The people, the law and the oath. What a concept!

I listened to Virginia’s Attorney General this morning as he explained why he would not be pursuing defense of the state’s ban on Gay marriage.  It was refreshing to hear a logical, fact based, explanation of someone’s perspective on marriage equality.  Actually, Herring’s explanation didn’t give me a definitive understanding of his support of marriage equality, just that he did not believe it was appropriate for him, as the Attorney General, to fight marriage equality in the state of Virginia.  In an excerpt from a New York Times article Herring’s position was characterized as:

At a news conference in Richmond, Mr. Herring said the ban violated the 14th Amendment right to due process and equal protection, an argument that has been the basis of successful legal challenges to same-sex marriage prohibitions in other states.
“I cannot and will not defend a law that violates Virginians’ fundamental constitutional rights,” Mr. Herring said. To do so, he said, “would be a violation of the law and my oath.”

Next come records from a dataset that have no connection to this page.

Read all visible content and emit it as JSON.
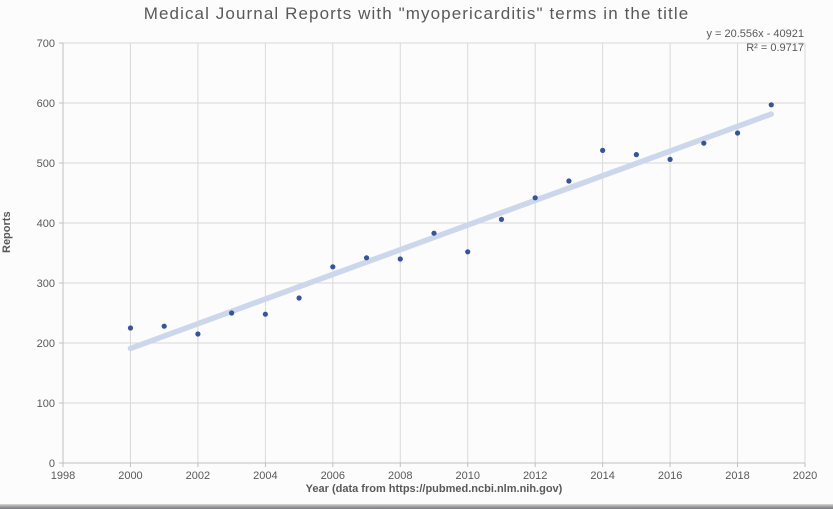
{
  "chart_data": {
    "type": "scatter",
    "title": "Medical Journal Reports with \"myopericarditis\" terms in the title",
    "xlabel": "Year (data from https://pubmed.ncbi.nlm.nih.gov)",
    "ylabel": "Reports",
    "xlim": [
      1998,
      2020
    ],
    "ylim": [
      0,
      700
    ],
    "x_tick_step": 2,
    "y_tick_step": 100,
    "grid": true,
    "legend": "none",
    "x": [
      2000,
      2001,
      2002,
      2003,
      2004,
      2005,
      2006,
      2007,
      2008,
      2009,
      2010,
      2011,
      2012,
      2013,
      2014,
      2015,
      2016,
      2017,
      2018,
      2019
    ],
    "y": [
      225,
      228,
      215,
      250,
      248,
      275,
      327,
      342,
      340,
      383,
      352,
      406,
      442,
      470,
      521,
      514,
      506,
      533,
      550,
      597
    ],
    "trendline": {
      "equation_label": "y = 20.556x - 40921",
      "r2_label": "R² = 0.9717",
      "slope": 20.556,
      "intercept": -40921,
      "x_start": 2000,
      "x_end": 2019
    },
    "colors": {
      "marker": "#34549c",
      "trendline": "#ccd7eb",
      "gridline": "#d9d9d9",
      "axis_line": "#bfbfbf",
      "text": "#595959",
      "background": "#fcfcfc"
    }
  }
}
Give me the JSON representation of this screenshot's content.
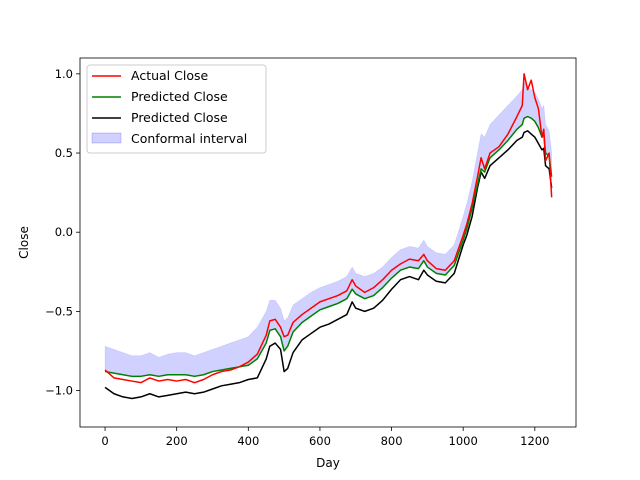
{
  "chart_data": {
    "type": "line",
    "title": "",
    "xlabel": "Day",
    "ylabel": "Close",
    "xlim": [
      -70,
      1315
    ],
    "ylim": [
      -1.23,
      1.1
    ],
    "xticks": [
      0,
      200,
      400,
      600,
      800,
      1000,
      1200
    ],
    "xtick_labels": [
      "0",
      "200",
      "400",
      "600",
      "800",
      "1000",
      "1200"
    ],
    "yticks": [
      -1.0,
      -0.5,
      0.0,
      0.5,
      1.0
    ],
    "ytick_labels": [
      "−1.0",
      "−0.5",
      "0.0",
      "0.5",
      "1.0"
    ],
    "grid": false,
    "legend_position": "upper-left",
    "x_points": [
      0,
      25,
      50,
      75,
      100,
      125,
      150,
      175,
      200,
      225,
      250,
      275,
      300,
      325,
      350,
      375,
      400,
      425,
      450,
      460,
      475,
      490,
      500,
      510,
      525,
      550,
      575,
      600,
      625,
      650,
      675,
      690,
      700,
      725,
      750,
      775,
      800,
      825,
      850,
      875,
      890,
      900,
      925,
      950,
      975,
      1000,
      1010,
      1025,
      1040,
      1050,
      1060,
      1075,
      1100,
      1125,
      1150,
      1165,
      1170,
      1180,
      1190,
      1200,
      1210,
      1220,
      1225,
      1230,
      1240,
      1247
    ],
    "series": [
      {
        "name": "Actual Close",
        "color": "#ff0000",
        "values": [
          -0.87,
          -0.92,
          -0.93,
          -0.94,
          -0.95,
          -0.92,
          -0.94,
          -0.93,
          -0.94,
          -0.93,
          -0.95,
          -0.93,
          -0.9,
          -0.88,
          -0.87,
          -0.85,
          -0.82,
          -0.77,
          -0.65,
          -0.56,
          -0.55,
          -0.6,
          -0.66,
          -0.65,
          -0.57,
          -0.52,
          -0.48,
          -0.44,
          -0.42,
          -0.4,
          -0.37,
          -0.3,
          -0.34,
          -0.38,
          -0.35,
          -0.3,
          -0.24,
          -0.2,
          -0.17,
          -0.18,
          -0.14,
          -0.18,
          -0.23,
          -0.24,
          -0.18,
          -0.02,
          0.05,
          0.18,
          0.35,
          0.47,
          0.4,
          0.5,
          0.54,
          0.62,
          0.73,
          0.8,
          1.0,
          0.9,
          0.96,
          0.85,
          0.78,
          0.6,
          0.65,
          0.45,
          0.5,
          0.22
        ]
      },
      {
        "name": "Predicted Close",
        "color": "#008000",
        "values": [
          -0.88,
          -0.89,
          -0.9,
          -0.91,
          -0.91,
          -0.9,
          -0.91,
          -0.9,
          -0.9,
          -0.9,
          -0.91,
          -0.9,
          -0.88,
          -0.87,
          -0.86,
          -0.85,
          -0.84,
          -0.8,
          -0.7,
          -0.62,
          -0.61,
          -0.66,
          -0.75,
          -0.72,
          -0.63,
          -0.57,
          -0.53,
          -0.49,
          -0.47,
          -0.45,
          -0.42,
          -0.36,
          -0.39,
          -0.42,
          -0.4,
          -0.35,
          -0.29,
          -0.24,
          -0.22,
          -0.23,
          -0.18,
          -0.22,
          -0.26,
          -0.27,
          -0.21,
          -0.05,
          0.02,
          0.15,
          0.3,
          0.4,
          0.38,
          0.47,
          0.52,
          0.58,
          0.65,
          0.68,
          0.72,
          0.73,
          0.72,
          0.7,
          0.66,
          0.6,
          0.62,
          0.5,
          0.48,
          0.35
        ]
      },
      {
        "name": "Predicted Close",
        "color": "#000000",
        "values": [
          -0.98,
          -1.02,
          -1.04,
          -1.05,
          -1.04,
          -1.02,
          -1.04,
          -1.03,
          -1.02,
          -1.01,
          -1.02,
          -1.01,
          -0.99,
          -0.97,
          -0.96,
          -0.95,
          -0.93,
          -0.92,
          -0.8,
          -0.72,
          -0.7,
          -0.74,
          -0.88,
          -0.86,
          -0.76,
          -0.68,
          -0.64,
          -0.6,
          -0.58,
          -0.55,
          -0.52,
          -0.44,
          -0.48,
          -0.5,
          -0.48,
          -0.43,
          -0.36,
          -0.3,
          -0.28,
          -0.3,
          -0.24,
          -0.27,
          -0.31,
          -0.32,
          -0.26,
          -0.08,
          -0.02,
          0.1,
          0.28,
          0.38,
          0.34,
          0.42,
          0.47,
          0.52,
          0.58,
          0.6,
          0.63,
          0.64,
          0.62,
          0.6,
          0.56,
          0.52,
          0.53,
          0.42,
          0.4,
          0.28
        ]
      }
    ],
    "interval": {
      "name": "Conformal interval",
      "color": "#0000ff",
      "opacity": 0.18,
      "lower": [
        -0.88,
        -0.89,
        -0.9,
        -0.91,
        -0.91,
        -0.9,
        -0.91,
        -0.9,
        -0.9,
        -0.9,
        -0.91,
        -0.9,
        -0.88,
        -0.87,
        -0.86,
        -0.85,
        -0.84,
        -0.8,
        -0.7,
        -0.62,
        -0.61,
        -0.66,
        -0.75,
        -0.72,
        -0.63,
        -0.57,
        -0.53,
        -0.49,
        -0.47,
        -0.45,
        -0.42,
        -0.36,
        -0.39,
        -0.42,
        -0.4,
        -0.35,
        -0.29,
        -0.24,
        -0.22,
        -0.23,
        -0.18,
        -0.22,
        -0.26,
        -0.27,
        -0.21,
        -0.05,
        0.02,
        0.15,
        0.3,
        0.4,
        0.38,
        0.47,
        0.52,
        0.58,
        0.65,
        0.68,
        0.72,
        0.73,
        0.72,
        0.7,
        0.66,
        0.6,
        0.62,
        0.5,
        0.48,
        0.35
      ],
      "upper": [
        -0.72,
        -0.74,
        -0.76,
        -0.78,
        -0.78,
        -0.76,
        -0.79,
        -0.77,
        -0.76,
        -0.76,
        -0.78,
        -0.76,
        -0.74,
        -0.72,
        -0.7,
        -0.68,
        -0.66,
        -0.6,
        -0.5,
        -0.43,
        -0.43,
        -0.48,
        -0.56,
        -0.54,
        -0.46,
        -0.42,
        -0.38,
        -0.35,
        -0.33,
        -0.31,
        -0.28,
        -0.22,
        -0.26,
        -0.28,
        -0.26,
        -0.22,
        -0.16,
        -0.11,
        -0.09,
        -0.1,
        -0.05,
        -0.09,
        -0.13,
        -0.14,
        -0.08,
        0.1,
        0.18,
        0.32,
        0.5,
        0.62,
        0.6,
        0.68,
        0.74,
        0.8,
        0.86,
        0.9,
        0.95,
        0.92,
        0.9,
        0.88,
        0.84,
        0.78,
        0.8,
        0.68,
        0.64,
        0.5
      ]
    },
    "legend": [
      "Actual Close",
      "Predicted Close",
      "Predicted Close",
      "Conformal interval"
    ]
  }
}
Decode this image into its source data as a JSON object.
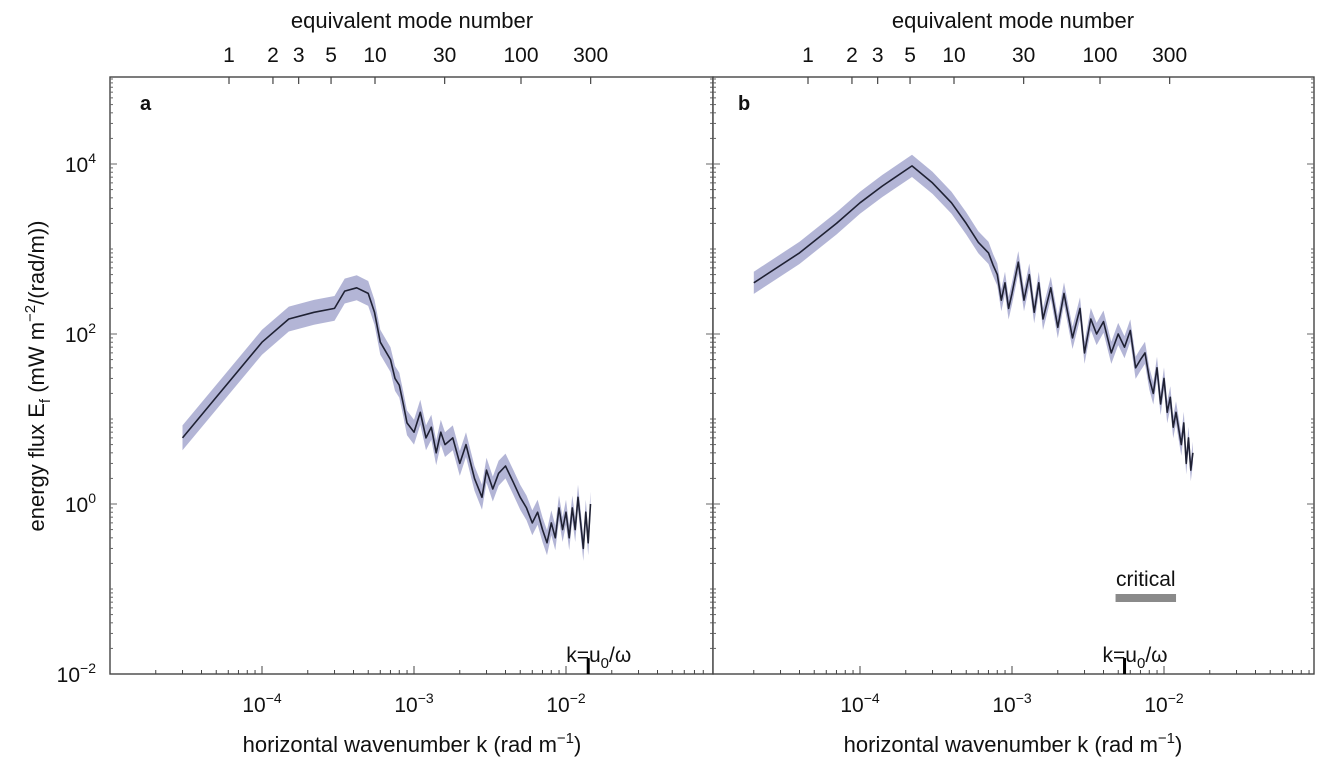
{
  "chart_data": [
    {
      "panel": "a",
      "type": "line",
      "x_scale": "log",
      "y_scale": "log",
      "xlim": [
        1.5e-05,
        0.1
      ],
      "ylim": [
        0.01,
        100000
      ],
      "xlabel": "horizontal wavenumber k (rad m⁻¹)",
      "ylabel": "energy flux E_f (mW m⁻²/(rad/m))",
      "top_axis_label": "equivalent mode number",
      "x_ticks": [
        0.0001,
        0.001,
        0.01
      ],
      "x_tick_labels": [
        "10⁻⁴",
        "10⁻³",
        "10⁻²"
      ],
      "y_ticks": [
        0.01,
        1,
        100,
        10000
      ],
      "y_tick_labels": [
        "10⁻²",
        "10⁰",
        "10²",
        "10⁴"
      ],
      "top_ticks": [
        1,
        2,
        3,
        5,
        10,
        30,
        100,
        300
      ],
      "top_tick_labels": [
        "1",
        "2",
        "3",
        "5",
        "10",
        "30",
        "100",
        "300"
      ],
      "series": [
        {
          "color": "#1f2133",
          "band_color": "#9a9cc8",
          "x": [
            3e-05,
            5e-05,
            0.0001,
            0.00015,
            0.00022,
            0.0003,
            0.00035,
            0.00042,
            0.0005,
            0.00055,
            0.0006,
            0.0007,
            0.00075,
            0.0008,
            0.00085,
            0.0009,
            0.001,
            0.0011,
            0.0012,
            0.0013,
            0.0014,
            0.0015,
            0.0016,
            0.0018,
            0.002,
            0.0022,
            0.0025,
            0.0028,
            0.003,
            0.0033,
            0.0036,
            0.004,
            0.0045,
            0.005,
            0.0055,
            0.006,
            0.0065,
            0.007,
            0.0075,
            0.008,
            0.0085,
            0.009,
            0.0095,
            0.01,
            0.0105,
            0.011,
            0.0115,
            0.012,
            0.013,
            0.0135,
            0.014,
            0.0145
          ],
          "y": [
            6,
            18,
            80,
            150,
            180,
            200,
            320,
            350,
            300,
            180,
            80,
            50,
            30,
            25,
            15,
            9,
            7,
            12,
            6,
            8,
            4,
            7,
            5,
            6,
            3,
            5,
            2,
            1.2,
            2.5,
            1.5,
            2.3,
            2.8,
            1.8,
            1.2,
            0.9,
            0.6,
            0.8,
            0.5,
            0.35,
            0.6,
            0.4,
            0.9,
            0.5,
            0.8,
            0.4,
            0.9,
            0.5,
            1.2,
            0.3,
            0.8,
            0.35,
            1.0
          ],
          "band_factor": 1.4
        }
      ],
      "marker": {
        "x": 0.014,
        "label": "k=u₀/ω"
      }
    },
    {
      "panel": "b",
      "type": "line",
      "x_scale": "log",
      "y_scale": "log",
      "xlim": [
        1.5e-05,
        0.1
      ],
      "ylim": [
        0.01,
        100000
      ],
      "xlabel": "horizontal wavenumber k (rad m⁻¹)",
      "top_axis_label": "equivalent mode number",
      "x_ticks": [
        0.0001,
        0.001,
        0.01
      ],
      "x_tick_labels": [
        "10⁻⁴",
        "10⁻³",
        "10⁻²"
      ],
      "top_ticks": [
        1,
        2,
        3,
        5,
        10,
        30,
        100,
        300
      ],
      "top_tick_labels": [
        "1",
        "2",
        "3",
        "5",
        "10",
        "30",
        "100",
        "300"
      ],
      "series": [
        {
          "color": "#1f2133",
          "band_color": "#9a9cc8",
          "x": [
            2e-05,
            4e-05,
            7e-05,
            0.0001,
            0.00014,
            0.00022,
            0.0003,
            0.0004,
            0.0005,
            0.0006,
            0.0007,
            0.00075,
            0.0008,
            0.00085,
            0.0009,
            0.00095,
            0.001,
            0.0011,
            0.0012,
            0.0013,
            0.0014,
            0.0015,
            0.0016,
            0.0018,
            0.002,
            0.0022,
            0.0025,
            0.0028,
            0.003,
            0.0033,
            0.0036,
            0.004,
            0.0045,
            0.005,
            0.0055,
            0.006,
            0.0065,
            0.007,
            0.0075,
            0.008,
            0.0085,
            0.009,
            0.0095,
            0.01,
            0.0105,
            0.011,
            0.0115,
            0.012,
            0.013,
            0.0135,
            0.014,
            0.0145,
            0.015,
            0.0155
          ],
          "y": [
            400,
            900,
            2000,
            3500,
            5500,
            9500,
            6000,
            3500,
            2000,
            1200,
            900,
            650,
            500,
            250,
            400,
            200,
            300,
            700,
            250,
            500,
            180,
            400,
            150,
            350,
            120,
            300,
            90,
            200,
            60,
            150,
            100,
            140,
            60,
            100,
            70,
            110,
            40,
            50,
            60,
            30,
            20,
            40,
            15,
            30,
            12,
            18,
            8,
            12,
            5,
            9,
            3,
            6,
            2.5,
            4
          ],
          "band_factor": 1.35
        }
      ],
      "marker": {
        "x": 0.0055,
        "label": "k=u₀/ω"
      },
      "annotation": {
        "text": "critical",
        "x_start": 0.0048,
        "x_end": 0.012
      }
    }
  ]
}
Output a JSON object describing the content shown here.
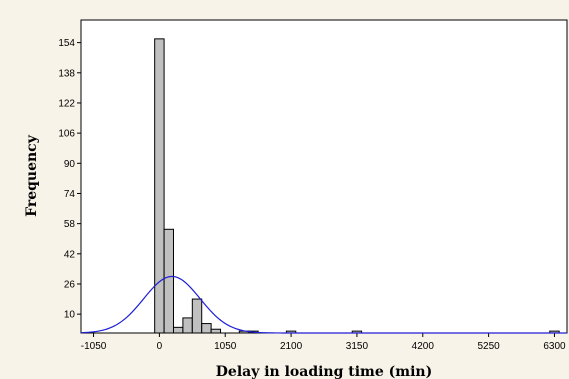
{
  "chart_data": {
    "type": "bar",
    "title": "",
    "xlabel": "Delay in loading time (min)",
    "ylabel": "Frequency",
    "xlim": [
      -1250,
      6500
    ],
    "ylim": [
      0,
      166
    ],
    "x_ticks": [
      -1050,
      0,
      1050,
      2100,
      3150,
      4200,
      5250,
      6300
    ],
    "y_ticks": [
      10,
      26,
      42,
      58,
      74,
      90,
      106,
      122,
      138,
      154
    ],
    "bin_width": 150,
    "bins": [
      {
        "x": 0,
        "value": 156
      },
      {
        "x": 150,
        "value": 55
      },
      {
        "x": 300,
        "value": 3
      },
      {
        "x": 450,
        "value": 8
      },
      {
        "x": 600,
        "value": 18
      },
      {
        "x": 750,
        "value": 5
      },
      {
        "x": 900,
        "value": 2
      },
      {
        "x": 1350,
        "value": 1
      },
      {
        "x": 1500,
        "value": 1
      },
      {
        "x": 2100,
        "value": 1
      },
      {
        "x": 3150,
        "value": 1
      },
      {
        "x": 6300,
        "value": 1
      }
    ],
    "fit_curve": {
      "type": "normal",
      "mean": 200,
      "sd": 450,
      "peak": 30,
      "color": "#1f1fd6"
    },
    "bar_fill": "#c0c0c0",
    "bar_stroke": "#000000",
    "grid": false,
    "legend": "none"
  }
}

As the day progressed I heard a variety of reports on Herring’s announcement.  What struck me as an alarming revelation was how much of the commentary simply repeated rhetorical positions on marriage equality.  Very little was said about the legal arguments underlying Herring’s position.

There seems to be something very wrong when an Attorney General’s obligation to the people he represents, the laws he is obligated to uphold, and the oath of office he has taken is secondary to the political positions of various special interest groups.